Luiz Afonso dos Santos Senna*
A jovem democracia brasileira é um case de sucesso. A cada dois anos a população participa de uma mobilização magnífica. Segundo o Tribunal Superior Eleitoral, em dezembro de 2024 havia 158,6 milhões de eleitores, um número impressionante.
Mas, ao mesmo tempo em que o país se destaca positivamente neste quesito, também se sobressai negativamente em outro: a criação de projetos eleitoreiros e populistas, desprovidos de base lógica e econômica, com a finalidade de seduzir o eleitor menos avisado.
Com a proximidade da eleição majoritária, não surpreende o crescimento de propostas como a tarifa zero no transporte público, já embalada por slogans como “passe livre nacional”. O objetivo é claro: transformar um tema complexo em mais um “pacote de bondades” para 2026.
Segundo o IBGE, o Brasil possui 5.570 municípios, dos quais 51% nem sequer têm ônibus urbanos. Além disso, apenas 20% das viagens a trabalho são feitas de ônibus; 80% ocorrem por outros meios, como moto e a pé. Ou seja, a generalização da tarifa zero desconsidera a própria realidade da mobilidade brasileira.
Ao insistir em associar transporte público exclusivamente à população de menor renda (o chamado usuário cativo) o país corre o risco de estigmatizar o sistema. A tarifa zero, em vez de integrar, pode segregar, pois reforça a ideia de que o ônibus é apenas para os pobres. Qualquer política séria deveria buscar o oposto: atrair também a classe média por escolha, e não por falta de opção. O fator decisivo, entretanto, não é a gratuidade da tarifa, mas a qualidade do serviço. Nos países referência em transporte, o segredo é a convivência entre todos os segmentos sociais dentro do mesmo sistema.
Outro ponto crítico é o financiamento. Pelas poucas informações divulgadas, a tarifa zero dependeria do aumento de impostos. E quando indagados sobre estudos econômicos que embasem a proposta, defensores respondem: “Não é caso de estudo econômico, é definição de política pública”. Ora, qualquer política pública sustentável exige estudo econômico, sob pena de se transformar em um salto no escuro.
A exemplo de todas as demais utilities, o que o país precisa é eficiência e competência na prestação de serviços, o que somente ocorre com arranjos econômicos e financeiros robustos, planejamento e governança.
Se o objetivo é inclusão social, há caminhos mais eficazes e realistas do que a tarifa zero universal. Pode-se adotar subsídios focalizados, garantindo passe livre apenas para quem realmente precisa (estudantes, desempregados, trabalhadores de baixa renda). Outra frente necessária é o investimento na qualidade e integração dos sistemas, tornando-os competitivos com o transporte individual.
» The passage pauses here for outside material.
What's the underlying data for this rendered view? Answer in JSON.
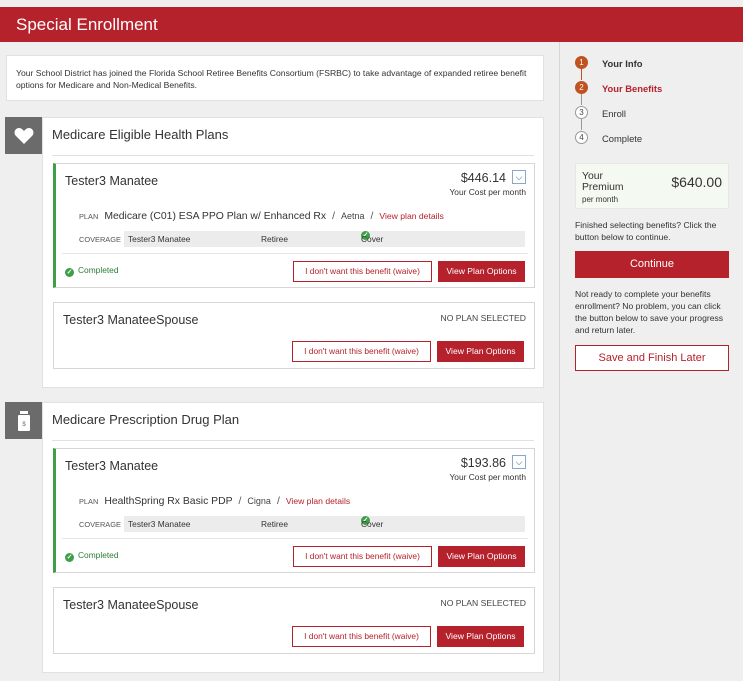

Além disso, programas de bilhete único metropolitano ou de tarifa integrada por tempo de uso são soluções já testadas, que promovem equidade sem comprometer as contas públicas.
Eleições regulares devem ser motivo de celebração, não de apreensão diante de factoides populistas. A tarifa zero, como vem sendo defendida, não passa de uma proposta eleitoreira, sem base técnica, sem lógica econômica, com impacto fiscal e com alto potencial de desorganizar ainda mais a já desorganizada mobilidade urbana no país.
Se há algo que precisa ser zerado no transporte público brasileiro, não é a tarifa, mas o improviso e o populismo.
*Luiz Afonso dos Santos Senna é PhD em transportes, consultor, professor titular da UFRGS, foi diretor da ANTT (Agência Nacional de Transportes Terrestres), secretário de Transportes de Porto Alegre e presidente da Agergs (Agência Estadual de Regulação dos Serviços Públicos Delegados do Rio Grande do Sul).
As opiniões dos autores não refletem necessariamente o pensamento da Agência iNFRA, sendo de total responsabilidade do autor as informações, juízos de valor e conceitos descritos no texto.